Collection of love letters written by Dylan sold for $670K

People Dylan Letters Auction
This Sept. 2022 photo shows a personal collection of love letters written by Bob Dylan to his high school sweetheart in the late 1950s. The Livraria Lello in Porto, Portugal plans to keep the archive of 42 handwritten letters totaling 150 pages complete and available for Dylan fans and scholars to study, auctioneer RR Auction said in a statement Friday, Nov. 18.
Nikki Brickett | ARR Auction | The Estate of Barbara Hewitt via AP

A collection of touching and sometimes prescient personal letters written by a young Bob Dylan to a high school girlfriend has been sold at auction to a renowned Portuguese bookshop for nearly $670,000.

The Livraria Lello in Porto, Portugal, which bills itself as “the World's Most Beautiful Bookshop," plans to keep the archive of 42 handwritten letters totaling 150 pages complete and available for Dylan fans and scholars to study, auctioneer RR Auction said in a statement Friday.

Dylan, a native of Hibbing, Minnesota, wrote the letters to Barbara Ann Hewitt between 1957 and 1959 when he was still known as Bob Zimmerman. They provide an insight into a period of his life of which not much is known.

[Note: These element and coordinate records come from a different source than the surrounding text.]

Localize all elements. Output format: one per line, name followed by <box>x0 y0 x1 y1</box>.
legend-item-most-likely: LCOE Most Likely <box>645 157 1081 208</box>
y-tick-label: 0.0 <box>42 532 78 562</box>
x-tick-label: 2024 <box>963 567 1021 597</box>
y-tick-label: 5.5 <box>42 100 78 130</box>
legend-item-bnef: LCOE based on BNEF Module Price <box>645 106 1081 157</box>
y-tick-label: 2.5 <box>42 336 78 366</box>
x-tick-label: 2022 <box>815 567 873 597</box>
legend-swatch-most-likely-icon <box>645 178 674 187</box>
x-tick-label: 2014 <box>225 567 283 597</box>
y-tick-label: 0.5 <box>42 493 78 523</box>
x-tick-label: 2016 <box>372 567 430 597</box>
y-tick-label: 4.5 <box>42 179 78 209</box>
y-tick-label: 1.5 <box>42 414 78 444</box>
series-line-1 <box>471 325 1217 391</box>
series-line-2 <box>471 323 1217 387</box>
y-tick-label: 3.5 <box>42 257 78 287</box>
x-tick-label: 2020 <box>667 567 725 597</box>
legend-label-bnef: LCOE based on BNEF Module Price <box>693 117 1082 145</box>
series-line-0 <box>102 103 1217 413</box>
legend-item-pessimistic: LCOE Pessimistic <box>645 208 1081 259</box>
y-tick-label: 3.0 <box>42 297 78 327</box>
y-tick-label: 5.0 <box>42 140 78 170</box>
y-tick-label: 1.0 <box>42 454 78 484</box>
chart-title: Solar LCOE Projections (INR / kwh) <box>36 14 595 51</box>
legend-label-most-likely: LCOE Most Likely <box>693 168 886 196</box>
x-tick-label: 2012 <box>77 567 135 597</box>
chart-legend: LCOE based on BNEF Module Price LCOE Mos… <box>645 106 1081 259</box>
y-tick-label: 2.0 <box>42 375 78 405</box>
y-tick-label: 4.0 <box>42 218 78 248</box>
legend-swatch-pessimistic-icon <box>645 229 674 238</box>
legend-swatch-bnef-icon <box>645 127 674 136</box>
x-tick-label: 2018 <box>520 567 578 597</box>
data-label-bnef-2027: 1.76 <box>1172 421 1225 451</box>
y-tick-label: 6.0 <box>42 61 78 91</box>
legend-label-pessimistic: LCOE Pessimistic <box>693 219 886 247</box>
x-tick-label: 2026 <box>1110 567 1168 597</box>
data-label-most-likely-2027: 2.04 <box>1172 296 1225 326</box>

Remarkably, in some of the letters Dylan writes about changing his name and hoping to sell a million records. Decades later, the now 81-year-old Dylan and 2016 recipient of the Nobel Prize in Literature has sold about 125 million records.

The young musician also expresses his affection for Hewitt, invites her to a Buddy Holly show, includes little fragments of poetry, and talks about the sorts of things that generations of high school students have been concerned about, such as cars, clothes and music.

Hewitt’s daughter found the letters after her mother died in 2020. The original envelopes addressed in Dylan’s handwriting were sent to the Hewitt family’s new home in the Minneapolis-St. Paul suburb of New Brighton.

Several other items of Dylan memorabilia were also sold at the auction, including an archive of 24 “Poems Without Titles" written when the singer-songwriter attended the University of Minnesota, which sold for almost $250,000; and one of the earliest known signed photographs of Dylan that went for more than $24,000.